Response to CMS, Value, and Interface

Posted by on Mar 10, 2014 in Laura | One Comment

Considering that this article, to me, reads like stereo instructions (Beetlejuice reference, anyone?), I was able to pull up a few original ideas. Knowledgeable as he is, I do not believe that he skillfully relates this knowledge to readers. The one brief section that I was able to understand is near the beginning, when he assigns “presence” a value. My interpretation may be wrong, but I believe that he is asserting that the imaginary value assigned to the posts on BleacherReport.com lie in the online presence and attention that the authors are receiving. Behind the interface, authors and their content are merely the “presence” that draws in readers, ad companies, and big profits. Because of that, McKinney chooses to further address the interface itself, but that’s where I get lost.

1 Comment

  1. L. M. Freer
    March 11, 2014

    I agree with you about the muddled argumentation–but I actually think that’s because we’re not seeing the entire conversation.

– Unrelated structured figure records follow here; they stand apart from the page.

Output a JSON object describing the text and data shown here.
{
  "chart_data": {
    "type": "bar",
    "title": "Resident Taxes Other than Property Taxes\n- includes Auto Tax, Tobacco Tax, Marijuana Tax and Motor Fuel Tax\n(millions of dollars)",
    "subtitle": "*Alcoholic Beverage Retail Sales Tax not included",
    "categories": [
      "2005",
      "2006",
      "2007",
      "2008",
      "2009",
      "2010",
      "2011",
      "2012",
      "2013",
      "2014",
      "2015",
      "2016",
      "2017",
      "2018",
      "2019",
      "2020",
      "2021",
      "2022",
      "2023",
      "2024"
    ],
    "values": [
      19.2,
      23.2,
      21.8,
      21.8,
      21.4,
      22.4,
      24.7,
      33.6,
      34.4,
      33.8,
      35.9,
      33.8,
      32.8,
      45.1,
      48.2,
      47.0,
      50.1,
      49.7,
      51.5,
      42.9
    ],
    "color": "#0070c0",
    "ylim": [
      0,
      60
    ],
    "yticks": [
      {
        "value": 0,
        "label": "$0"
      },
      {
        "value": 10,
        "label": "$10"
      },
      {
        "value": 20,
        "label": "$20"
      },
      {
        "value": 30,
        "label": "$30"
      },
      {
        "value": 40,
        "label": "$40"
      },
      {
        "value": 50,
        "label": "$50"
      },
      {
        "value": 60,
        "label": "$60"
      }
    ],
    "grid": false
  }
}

McKinney’s post rests upon a whole body of knowledge that remains implied/implicit throughout his analysis. I’ll try to tease some of that out for you all in class. But once we’ve done that, if anyone has any better examples of the core ideas at work (namely, a Marxist analysis of the ways in which digital content creation is and is not labor), I’d be open to hearing about more transparent/intelligible resources.

    You definitely got his example right–but I think the bigger import of what he’s saying maybe needs more explanation than I provided or than he does.